FAQ: Boost on HPC Systems

There are boost modules available on our systems. But they might not be adequate because of the wrong version, or incompleteness of features. Or, you may just want to use a different compiler.

Recipe to build and use it

  1. Download the desired boost version from https://www.boost.org/  Or, if internet is available: 
    git clone --recurse-submodules https://github.com/boostorg/boost.git
    cd boost
    git tag                           # select the desired tag
    git checkout boost-1.88.0         # for instance
  2. Load the compiler and MPI modules (if MPI is required; if not, skip it in the following); can be gcc, intel/oneapi/llvm and Intel MPI, MPICH, OpenMPI
    Just go sure that your compiler supports reasonably a modern C++ standard!
    Load a relatively new cmake!
  3. Configure (here, we do that using gcc/13.2.0 and intel-mpi/2021.10.0):
    ./bootstrap.sh --with-toolset=gcc --with-libraries=atomic,chrono,context,date_time,exception,fiber,filesystem,headers,iostreams,locale,log,math,nowide,program_options,random,regex,serialization,stacktrace,system,test,thread,timer,type_erasure

    Check boost's documentation for available toolsets (clang, intel-linux, gcc, for instance) and for available libraries (also check the libs sub-directory in boost's sources). Of course, you don't need to install all of them! Just what you need! We just gave some examples here.
    With that, the b2 tool is build, required for building and installing boost.
    Remark: The tool chain has nothing to do which compiler you later want to use. It is solely about with which compiler to build boost. So, system gcc is most probably fine for all cases unless you desire some higher C++ standard later maybe not supported by this compiler.
    Remark: One can execute ./bootsrap.sh also without any option. Then, only the b2 tool is built. Using ./b2 --show-libraries reveals all available libraries that can be build in boost.
  4. Installing boost:
    ./b2 --prefix=<boost-install-path>/boost_1.88.0 cxxflags="-std=c++17" variant=release,debug link=shared threading=multi runtime-link=shared address-model=64 -j 20 install

Both, bootstrap and b2 have both --help option and online documentation.
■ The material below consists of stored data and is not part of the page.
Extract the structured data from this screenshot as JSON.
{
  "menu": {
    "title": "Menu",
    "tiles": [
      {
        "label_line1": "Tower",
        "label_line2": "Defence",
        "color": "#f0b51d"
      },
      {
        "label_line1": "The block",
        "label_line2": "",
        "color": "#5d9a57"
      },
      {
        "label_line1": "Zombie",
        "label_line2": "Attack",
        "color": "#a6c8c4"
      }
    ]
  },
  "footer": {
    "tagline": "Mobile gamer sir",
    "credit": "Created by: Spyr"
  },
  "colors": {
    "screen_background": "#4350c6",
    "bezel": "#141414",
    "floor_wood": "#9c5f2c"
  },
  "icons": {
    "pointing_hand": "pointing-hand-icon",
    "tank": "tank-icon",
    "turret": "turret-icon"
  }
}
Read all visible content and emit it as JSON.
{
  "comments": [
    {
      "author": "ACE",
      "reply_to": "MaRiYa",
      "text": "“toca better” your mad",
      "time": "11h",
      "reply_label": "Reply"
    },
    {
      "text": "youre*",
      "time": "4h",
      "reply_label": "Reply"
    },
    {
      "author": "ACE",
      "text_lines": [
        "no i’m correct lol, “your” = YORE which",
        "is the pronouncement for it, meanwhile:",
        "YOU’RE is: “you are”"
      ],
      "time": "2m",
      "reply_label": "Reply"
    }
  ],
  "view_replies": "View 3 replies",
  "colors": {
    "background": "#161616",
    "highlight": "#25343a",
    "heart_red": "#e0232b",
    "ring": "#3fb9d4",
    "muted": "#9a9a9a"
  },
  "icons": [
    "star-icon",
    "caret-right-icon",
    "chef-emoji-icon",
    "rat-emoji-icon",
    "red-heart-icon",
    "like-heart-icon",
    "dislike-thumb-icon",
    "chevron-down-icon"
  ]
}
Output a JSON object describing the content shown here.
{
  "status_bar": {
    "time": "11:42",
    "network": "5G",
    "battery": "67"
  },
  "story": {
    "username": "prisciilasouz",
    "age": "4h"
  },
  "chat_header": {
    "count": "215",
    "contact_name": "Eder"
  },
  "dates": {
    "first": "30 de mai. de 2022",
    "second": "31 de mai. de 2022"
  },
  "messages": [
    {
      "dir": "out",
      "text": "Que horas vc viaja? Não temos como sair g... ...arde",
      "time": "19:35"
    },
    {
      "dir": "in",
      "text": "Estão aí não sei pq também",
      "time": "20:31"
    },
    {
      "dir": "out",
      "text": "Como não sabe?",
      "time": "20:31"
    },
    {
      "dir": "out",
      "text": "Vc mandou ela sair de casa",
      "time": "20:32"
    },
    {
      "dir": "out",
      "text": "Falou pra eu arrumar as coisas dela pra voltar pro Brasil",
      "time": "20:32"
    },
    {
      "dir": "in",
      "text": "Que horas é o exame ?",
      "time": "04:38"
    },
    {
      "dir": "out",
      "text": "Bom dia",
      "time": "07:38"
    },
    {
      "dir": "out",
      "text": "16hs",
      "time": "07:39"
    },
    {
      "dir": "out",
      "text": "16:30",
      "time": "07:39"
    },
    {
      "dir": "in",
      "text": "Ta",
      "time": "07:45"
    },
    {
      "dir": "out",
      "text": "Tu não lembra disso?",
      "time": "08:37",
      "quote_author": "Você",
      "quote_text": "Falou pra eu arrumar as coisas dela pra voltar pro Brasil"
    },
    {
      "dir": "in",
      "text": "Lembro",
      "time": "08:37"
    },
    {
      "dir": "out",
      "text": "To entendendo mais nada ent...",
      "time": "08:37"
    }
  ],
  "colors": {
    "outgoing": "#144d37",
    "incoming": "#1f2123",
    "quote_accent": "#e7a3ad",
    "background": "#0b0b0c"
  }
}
Alternatives to this exist. For instance, bootstrapy.sh can be executed without any options first. It then takes the system gcc to build b2. Then, with some compiler module loaded, one can execute b2, limiting the set of needed libraries and other settings. For instance, for Intel OneAPI compiler, and just wanting filesystem, it goes like this,

> ./b2 --prefix=$HOME/boost-1.88 --with-filesystem cxxstd=17  toolset=intel-linux  link=shared address-model=64 architecture=x86 runtime-link=shared

to install boost and only filesystem library into $HOME/boost-1.88.

Usage


The simples way to use boost libraries in own C++ projects is through CMake's find_package. An example is given here. Again, only the needed parts need be included.

For using your just installed boost library, direct both LD_LIBRARY_PATH and CMAKE_PREFIX_PATH to the lib and lib/cmake path, respectively. <boost-install-path>/boost_1.88.0/lib and <boost-install-path>/boost_1.88.0/lib/cmake in our example. CMake's find_package should then find everything.

For filesystem boost module installed, a minimum example looks like this.

CMakeLists.txt
cmake_minimum_required (VERSION 3.20)
project (test LANGUAGES CXX VERSION 1.0.0)
set(CMAKE_CXX_FLAGS "-Wall")
set(CMAKE_CXX_STANDARD 20)
set(CMAKE_CXX_STANDARD_REQUIRED True)
set(CMAKE_CXX_EXTENSIONS False)

find_package(Boost 1.80.0 REQUIRED COMPONENTS filesystem)

add_executable(test test.cxx)
target_link_libraries(test PUBLIC Boost::filesystem)
test.cxx
#include <boost/filesystem.hpp>
#include <iostream>

int main(int argc, char* argv[]) {
  using namespace boost::filesystem;
  std::cout << argv[0] << " " << file_size(argv[0]) << '\n';
}

Building is simple. With LD_LIBRARY_PATH and CMAKE_PREFIX_PATH set as noted above, and cmake and some compiler (better the same boost was build with) module loaded, it goes like that.

> cmake -S . -B build
> cmake --build build

The executable, test, is then in the build directory.


If the boost compiler and the currently used compiler differ, one usually needs to use Boost_COMPILER and CMAKE_CXX_COMPILER_ARCHITECTURE_ID CMake variables during the configure step. In order to avoid this compilcation, installing boost with the same compile as one intends to use for the own application is advisable.

Remarks

  • Boost seems to contain also a CMakeLists.txt. That may simplify boost's installation procedure further.
  • Note that boost is permanently developing. And many parts are also migrated already into the C++ STL (and standard library). That is each version of boost may possess different features.
    Though not all compilers support all of that, like Intel OneAPI C++ compiler suite. Boost is a good alternative in those cases.